RDC : « sans ce petit commerce, je n’aurais pas survécu dans un camp militaire », Cathy Bonzenge (veuve) 

RDC : « sans ce petit commerce, je n’aurais pas survécu dans un camp militaire », Cathy Bonzenge (veuve) 

L'état de siège, déclaré dans les provinces du Nord-Kivu et de l’Ituri met en évidence les hommes en uniformes de la RDC ainsi que leurs dépendants aussi. Ce 02 juin, le Desk Femme vous propose le portrait de la veuve d’un lieutenant, habitante du Camp Faza situé dans la commune de Barumbu à Kinshasa. 


 Cathy Bozenge vend des bananes,  des papayes et des  cacahuètes aux croisements des avenues Bokassa et Maluku. Le prix  auquel elle vend ces denrées varie entre 200 et 500 Francs congolais.

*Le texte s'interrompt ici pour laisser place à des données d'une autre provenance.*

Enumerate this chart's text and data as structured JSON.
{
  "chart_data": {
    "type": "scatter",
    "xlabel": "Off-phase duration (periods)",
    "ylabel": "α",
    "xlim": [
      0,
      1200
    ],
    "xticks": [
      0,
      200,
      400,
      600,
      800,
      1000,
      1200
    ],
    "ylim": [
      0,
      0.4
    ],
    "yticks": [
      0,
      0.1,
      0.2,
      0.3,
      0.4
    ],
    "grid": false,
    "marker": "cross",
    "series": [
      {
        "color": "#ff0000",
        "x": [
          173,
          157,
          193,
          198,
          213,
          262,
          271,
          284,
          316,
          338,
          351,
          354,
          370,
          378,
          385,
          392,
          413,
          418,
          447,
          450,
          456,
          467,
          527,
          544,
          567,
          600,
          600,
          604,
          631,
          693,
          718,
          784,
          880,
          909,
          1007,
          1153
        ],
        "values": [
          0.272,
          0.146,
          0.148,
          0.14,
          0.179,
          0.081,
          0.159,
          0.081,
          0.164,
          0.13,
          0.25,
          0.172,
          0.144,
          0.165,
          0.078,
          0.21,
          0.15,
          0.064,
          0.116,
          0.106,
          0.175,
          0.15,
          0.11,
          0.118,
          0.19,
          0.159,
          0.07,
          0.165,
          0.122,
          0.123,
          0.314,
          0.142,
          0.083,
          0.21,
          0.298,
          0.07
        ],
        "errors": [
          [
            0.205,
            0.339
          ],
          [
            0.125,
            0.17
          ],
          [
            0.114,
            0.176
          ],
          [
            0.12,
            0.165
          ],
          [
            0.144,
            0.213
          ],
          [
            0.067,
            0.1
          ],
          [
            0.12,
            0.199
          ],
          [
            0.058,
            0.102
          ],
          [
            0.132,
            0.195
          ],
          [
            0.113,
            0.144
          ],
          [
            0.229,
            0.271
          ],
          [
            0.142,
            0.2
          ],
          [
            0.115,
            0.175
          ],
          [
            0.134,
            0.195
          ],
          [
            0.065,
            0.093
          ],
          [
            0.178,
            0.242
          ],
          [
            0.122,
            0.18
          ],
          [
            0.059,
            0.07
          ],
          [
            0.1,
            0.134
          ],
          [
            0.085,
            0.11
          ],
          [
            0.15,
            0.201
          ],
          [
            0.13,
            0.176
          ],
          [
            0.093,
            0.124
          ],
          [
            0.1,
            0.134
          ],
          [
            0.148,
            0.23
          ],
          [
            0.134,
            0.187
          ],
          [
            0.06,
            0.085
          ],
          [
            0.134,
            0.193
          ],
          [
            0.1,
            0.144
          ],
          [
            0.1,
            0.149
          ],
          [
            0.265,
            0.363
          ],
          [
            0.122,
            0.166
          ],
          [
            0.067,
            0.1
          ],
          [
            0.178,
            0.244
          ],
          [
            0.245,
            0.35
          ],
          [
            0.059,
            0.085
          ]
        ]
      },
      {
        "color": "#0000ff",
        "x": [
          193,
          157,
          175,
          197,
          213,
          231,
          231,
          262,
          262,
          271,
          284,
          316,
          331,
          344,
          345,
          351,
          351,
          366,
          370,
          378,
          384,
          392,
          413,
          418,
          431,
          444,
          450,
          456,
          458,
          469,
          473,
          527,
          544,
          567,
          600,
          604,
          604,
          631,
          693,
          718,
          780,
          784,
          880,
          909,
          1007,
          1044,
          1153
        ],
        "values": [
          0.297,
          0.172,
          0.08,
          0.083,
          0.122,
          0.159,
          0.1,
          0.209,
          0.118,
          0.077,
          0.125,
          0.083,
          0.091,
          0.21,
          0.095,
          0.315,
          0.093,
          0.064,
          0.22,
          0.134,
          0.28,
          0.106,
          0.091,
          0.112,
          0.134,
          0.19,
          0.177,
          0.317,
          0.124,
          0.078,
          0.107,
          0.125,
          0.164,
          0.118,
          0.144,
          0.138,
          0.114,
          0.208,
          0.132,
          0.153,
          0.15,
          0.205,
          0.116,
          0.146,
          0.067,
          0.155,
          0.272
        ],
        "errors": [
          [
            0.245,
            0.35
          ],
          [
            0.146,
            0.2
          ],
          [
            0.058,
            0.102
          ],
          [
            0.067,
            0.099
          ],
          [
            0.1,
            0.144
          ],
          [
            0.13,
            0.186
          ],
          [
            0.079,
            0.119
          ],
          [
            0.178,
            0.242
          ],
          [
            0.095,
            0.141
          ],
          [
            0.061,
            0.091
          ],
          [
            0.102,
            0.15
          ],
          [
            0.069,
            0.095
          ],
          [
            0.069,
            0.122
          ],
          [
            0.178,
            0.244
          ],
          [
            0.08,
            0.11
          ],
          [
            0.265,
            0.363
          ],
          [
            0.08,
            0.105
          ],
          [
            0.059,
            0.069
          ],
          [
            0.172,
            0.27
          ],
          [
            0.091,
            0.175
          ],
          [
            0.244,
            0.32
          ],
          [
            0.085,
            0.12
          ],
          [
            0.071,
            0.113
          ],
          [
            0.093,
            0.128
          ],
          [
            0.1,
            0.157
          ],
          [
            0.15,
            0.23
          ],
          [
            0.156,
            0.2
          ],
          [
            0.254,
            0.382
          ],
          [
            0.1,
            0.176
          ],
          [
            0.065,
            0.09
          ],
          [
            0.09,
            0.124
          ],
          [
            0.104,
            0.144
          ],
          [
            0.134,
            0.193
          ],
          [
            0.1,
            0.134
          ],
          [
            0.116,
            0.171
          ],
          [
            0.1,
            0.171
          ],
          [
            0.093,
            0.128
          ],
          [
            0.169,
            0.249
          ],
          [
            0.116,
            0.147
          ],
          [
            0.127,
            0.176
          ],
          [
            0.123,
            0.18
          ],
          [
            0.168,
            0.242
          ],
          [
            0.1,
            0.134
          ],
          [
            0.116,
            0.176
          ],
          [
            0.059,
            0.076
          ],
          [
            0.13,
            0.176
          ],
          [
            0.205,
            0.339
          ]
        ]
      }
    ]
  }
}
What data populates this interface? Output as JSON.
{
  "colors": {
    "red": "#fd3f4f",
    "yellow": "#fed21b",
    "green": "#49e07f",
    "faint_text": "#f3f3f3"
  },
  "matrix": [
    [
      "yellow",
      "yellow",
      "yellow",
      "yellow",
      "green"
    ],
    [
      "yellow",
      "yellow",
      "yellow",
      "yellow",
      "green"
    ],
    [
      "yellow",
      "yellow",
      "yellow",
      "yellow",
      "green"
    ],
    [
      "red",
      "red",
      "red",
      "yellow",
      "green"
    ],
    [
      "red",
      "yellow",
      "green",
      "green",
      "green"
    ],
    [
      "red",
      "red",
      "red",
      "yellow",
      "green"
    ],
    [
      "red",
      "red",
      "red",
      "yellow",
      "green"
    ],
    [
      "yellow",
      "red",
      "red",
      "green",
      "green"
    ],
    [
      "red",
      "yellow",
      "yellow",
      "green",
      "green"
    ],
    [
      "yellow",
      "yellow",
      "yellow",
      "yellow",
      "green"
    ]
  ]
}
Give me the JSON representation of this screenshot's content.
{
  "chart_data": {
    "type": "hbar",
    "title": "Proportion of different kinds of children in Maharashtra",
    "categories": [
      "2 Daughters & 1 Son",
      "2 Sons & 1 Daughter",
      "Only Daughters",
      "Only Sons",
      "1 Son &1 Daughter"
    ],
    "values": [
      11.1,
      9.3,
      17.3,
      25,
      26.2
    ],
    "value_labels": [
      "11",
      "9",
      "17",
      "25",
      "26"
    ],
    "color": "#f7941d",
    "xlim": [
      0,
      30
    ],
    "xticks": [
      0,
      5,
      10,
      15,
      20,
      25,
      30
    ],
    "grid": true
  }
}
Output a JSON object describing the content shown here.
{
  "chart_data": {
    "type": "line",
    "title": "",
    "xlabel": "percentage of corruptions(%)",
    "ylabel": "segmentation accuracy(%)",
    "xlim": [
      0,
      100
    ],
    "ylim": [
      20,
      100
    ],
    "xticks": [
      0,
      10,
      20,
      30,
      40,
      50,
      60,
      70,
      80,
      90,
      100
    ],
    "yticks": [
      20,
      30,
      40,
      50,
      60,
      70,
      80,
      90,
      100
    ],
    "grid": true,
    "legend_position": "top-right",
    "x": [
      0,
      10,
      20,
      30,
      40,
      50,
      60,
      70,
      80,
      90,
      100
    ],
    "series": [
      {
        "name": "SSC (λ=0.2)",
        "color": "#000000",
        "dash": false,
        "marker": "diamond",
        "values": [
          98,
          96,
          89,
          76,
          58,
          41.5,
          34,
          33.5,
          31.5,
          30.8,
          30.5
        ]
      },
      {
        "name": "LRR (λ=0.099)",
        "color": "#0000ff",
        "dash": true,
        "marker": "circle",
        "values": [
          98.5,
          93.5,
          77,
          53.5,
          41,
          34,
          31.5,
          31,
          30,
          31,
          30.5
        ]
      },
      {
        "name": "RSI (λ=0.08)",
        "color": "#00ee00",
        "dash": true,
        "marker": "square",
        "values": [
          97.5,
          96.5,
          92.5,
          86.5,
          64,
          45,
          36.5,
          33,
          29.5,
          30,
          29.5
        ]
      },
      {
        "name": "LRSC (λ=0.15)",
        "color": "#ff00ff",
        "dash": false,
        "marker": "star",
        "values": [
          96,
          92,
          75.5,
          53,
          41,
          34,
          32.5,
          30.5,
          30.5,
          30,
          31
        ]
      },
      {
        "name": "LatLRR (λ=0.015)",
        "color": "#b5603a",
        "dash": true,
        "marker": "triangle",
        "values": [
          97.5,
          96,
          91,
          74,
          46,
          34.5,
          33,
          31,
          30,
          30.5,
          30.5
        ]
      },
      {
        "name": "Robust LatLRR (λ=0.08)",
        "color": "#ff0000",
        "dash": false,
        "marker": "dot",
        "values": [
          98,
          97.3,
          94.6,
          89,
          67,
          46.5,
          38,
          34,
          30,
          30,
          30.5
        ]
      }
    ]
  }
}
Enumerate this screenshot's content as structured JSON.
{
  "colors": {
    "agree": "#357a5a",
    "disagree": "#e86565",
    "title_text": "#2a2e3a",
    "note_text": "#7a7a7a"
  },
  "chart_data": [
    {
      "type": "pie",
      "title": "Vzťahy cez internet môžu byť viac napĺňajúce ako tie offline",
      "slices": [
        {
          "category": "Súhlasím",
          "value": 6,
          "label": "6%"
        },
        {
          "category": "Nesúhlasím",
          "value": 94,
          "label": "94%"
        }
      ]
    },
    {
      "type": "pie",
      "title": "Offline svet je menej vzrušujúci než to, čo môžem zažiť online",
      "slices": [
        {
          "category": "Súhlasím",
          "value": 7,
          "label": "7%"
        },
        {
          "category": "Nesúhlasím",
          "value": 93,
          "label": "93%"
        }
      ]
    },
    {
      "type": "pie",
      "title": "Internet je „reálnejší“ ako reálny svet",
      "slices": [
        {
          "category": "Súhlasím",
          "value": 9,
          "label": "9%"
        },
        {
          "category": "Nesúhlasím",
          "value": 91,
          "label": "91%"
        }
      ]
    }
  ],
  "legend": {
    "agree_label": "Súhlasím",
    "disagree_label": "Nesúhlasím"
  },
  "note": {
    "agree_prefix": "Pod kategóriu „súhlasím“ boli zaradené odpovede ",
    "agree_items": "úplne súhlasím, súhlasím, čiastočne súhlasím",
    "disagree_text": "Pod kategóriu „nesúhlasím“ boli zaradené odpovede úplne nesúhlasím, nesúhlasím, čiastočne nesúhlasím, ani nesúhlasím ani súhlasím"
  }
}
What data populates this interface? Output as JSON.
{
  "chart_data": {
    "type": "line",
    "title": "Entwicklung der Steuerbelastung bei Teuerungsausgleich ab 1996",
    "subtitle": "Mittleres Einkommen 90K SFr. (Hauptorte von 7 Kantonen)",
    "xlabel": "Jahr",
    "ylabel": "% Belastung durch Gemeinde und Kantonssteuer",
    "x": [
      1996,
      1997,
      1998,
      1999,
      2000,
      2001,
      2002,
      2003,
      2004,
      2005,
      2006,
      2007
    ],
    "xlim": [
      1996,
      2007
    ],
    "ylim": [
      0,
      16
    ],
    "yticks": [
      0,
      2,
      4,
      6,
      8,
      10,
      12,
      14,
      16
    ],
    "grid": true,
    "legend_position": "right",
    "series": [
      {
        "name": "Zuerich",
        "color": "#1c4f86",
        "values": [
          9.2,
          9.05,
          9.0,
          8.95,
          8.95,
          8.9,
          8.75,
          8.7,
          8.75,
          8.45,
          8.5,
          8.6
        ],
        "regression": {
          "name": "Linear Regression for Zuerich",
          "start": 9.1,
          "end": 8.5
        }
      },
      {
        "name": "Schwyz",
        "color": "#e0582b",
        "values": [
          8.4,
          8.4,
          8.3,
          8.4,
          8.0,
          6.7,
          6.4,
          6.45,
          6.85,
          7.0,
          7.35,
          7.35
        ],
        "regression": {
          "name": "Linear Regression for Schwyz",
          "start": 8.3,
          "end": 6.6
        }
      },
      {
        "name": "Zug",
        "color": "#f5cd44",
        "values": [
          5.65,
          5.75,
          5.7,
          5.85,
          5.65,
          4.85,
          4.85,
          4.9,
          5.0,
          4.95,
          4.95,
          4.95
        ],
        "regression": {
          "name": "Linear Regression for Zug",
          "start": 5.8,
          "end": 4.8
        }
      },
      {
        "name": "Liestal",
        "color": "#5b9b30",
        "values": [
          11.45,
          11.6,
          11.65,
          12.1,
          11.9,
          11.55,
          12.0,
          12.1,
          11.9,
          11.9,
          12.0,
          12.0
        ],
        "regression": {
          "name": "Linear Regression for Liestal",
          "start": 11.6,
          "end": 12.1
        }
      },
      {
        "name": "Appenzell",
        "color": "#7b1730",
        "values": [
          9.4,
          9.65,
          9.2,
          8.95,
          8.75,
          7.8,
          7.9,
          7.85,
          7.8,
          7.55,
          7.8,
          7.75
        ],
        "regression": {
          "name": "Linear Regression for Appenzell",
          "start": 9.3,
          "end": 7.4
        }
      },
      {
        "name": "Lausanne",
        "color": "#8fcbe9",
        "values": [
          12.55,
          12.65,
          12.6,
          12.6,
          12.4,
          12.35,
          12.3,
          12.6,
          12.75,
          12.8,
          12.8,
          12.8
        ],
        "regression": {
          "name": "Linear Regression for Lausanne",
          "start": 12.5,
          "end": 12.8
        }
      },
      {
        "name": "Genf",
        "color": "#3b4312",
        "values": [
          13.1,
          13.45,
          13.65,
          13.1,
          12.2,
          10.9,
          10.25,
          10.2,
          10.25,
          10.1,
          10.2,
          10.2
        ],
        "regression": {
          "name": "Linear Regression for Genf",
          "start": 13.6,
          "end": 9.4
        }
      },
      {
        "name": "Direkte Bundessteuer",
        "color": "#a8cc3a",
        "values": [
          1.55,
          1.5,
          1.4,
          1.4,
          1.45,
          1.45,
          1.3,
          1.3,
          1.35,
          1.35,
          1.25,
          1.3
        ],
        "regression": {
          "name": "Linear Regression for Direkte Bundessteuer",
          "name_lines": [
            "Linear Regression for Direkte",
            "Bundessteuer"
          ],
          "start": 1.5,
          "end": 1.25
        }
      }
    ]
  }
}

« Mes potentiels clients sont les élèves de Jean-Bosco (une école voisine) ainsi que des passants. Quand la vente est bonne, je touche plus de 40.000 Fc en fin de journée. Dans le cas contraire, je peux m’en sortir avec 20.000 Fc,» confie la sexagénaire. 


Cathy Bozenge est mère de dix enfants dont deux jumeaux. Elle avait pourtant l'ambition de devenir une femme d’affaires. Les moyens financiers n’ont pas permis à ses parents, commerçant et ménagère, de l’inscrire à l’école secondaire.

« J’ai fait tout le cycle primaire. Je comptais poursuivre mes études jusqu’à l’université. Je me voyais heureuse, épanouie, une véritable femme d’affaires. Mais tout cela n’a pas été possible », dit-elle. Et de poursuivre, « j’ai lutté pour scolariser mes enfants. Ils ont tous fait le cycle primaire, certains ont terminé le secondaire et trois d’entre eux se sont enrôlés dans l’armée entre Mbuji-Mayi et Kinshasa ». 


Cela va faire six ans que Cathy Bozenge est veuve. Son époux, un lieutenant, est décédé d’une courte maladie. « Nous sommes allés à l’hôpital, nous avons payé tous les frais, l’ordonnance médicale nous a aussi été donnée. Nous avons acheté les comprimés, il a suivi sa cure. Finalement, cette maladie l’a emportée » confie Mme Bonzenge. 


 Avant et après le décès de son époux, six  enfants de Cathy Bozenge vont  mourir des mêmes causes que leur père. La toute dernière, Falone (Nom d’emprunt), est décédée un mois après son accouchement au Camp Kokolo.

« Falone avait épousé un militaire du camp Kokolo. Elle vivait avec ses belles-sœurs après l’accouchement. Ma fille avait 24 ans. Après son accouchement, elle s’apprêtait à venir me rendre visite. Au bout d’un mois seulement, on m’appelait d’urgence pour me signifier qu'elle était sérieusement malade. Elle n’avait plus de sang, il fallait une transfusion. L’hôpital n’en avait pas. Ma fille est morte. Elle avait déjà un garçon de huit ans. Il est à ma charge actuellement,» s'attriste Cathy Bozenge. 

La vie dans les camps s'apparente au parcours du combattant


Comme de nombreuses épouses de militaires, Cathy Bozenge a passé plus de quarante ans  dans ce camp militaire.


« Lorsque je me suis mariée, une maison nous a été donnée dans ce camp militaire, depuis je ne l'ai plus jamais quitté. Je dois vous dire qu’à la même période, de nombreuses femmes sont décédées dans ce camp. Elles souffraient de kwashiorkor (syndrome de malnutrition extrême). La plupart d’entre elles sont décédées après un accouchement. (…) Sans ce petit commerce, je n’aurais pas survécu. Excepté le courant, l’eau et le fait d'avoir un toit, rien ne peut permettre aux familles de militaires de joindre les deux bouts. Depuis le décès de mon époux, je reçois 30.000 Fc comme salaire (plus ou moins 15 $). A quoi cela me servirait-il pour tout un mois ? Quand il nous arrive de tomber malade, tout se fait à nos propres frais. Comment vivre sans un commerce ? », s’interroge Cathy Bozenge. 


Par ailleurs, Cathy Bozenge a plaidé pour l’amélioration de leurs conditions de vie, pour l’éducation des enfants, ainsi que l’augmentation des frais alloués aux familles des militaires décédés.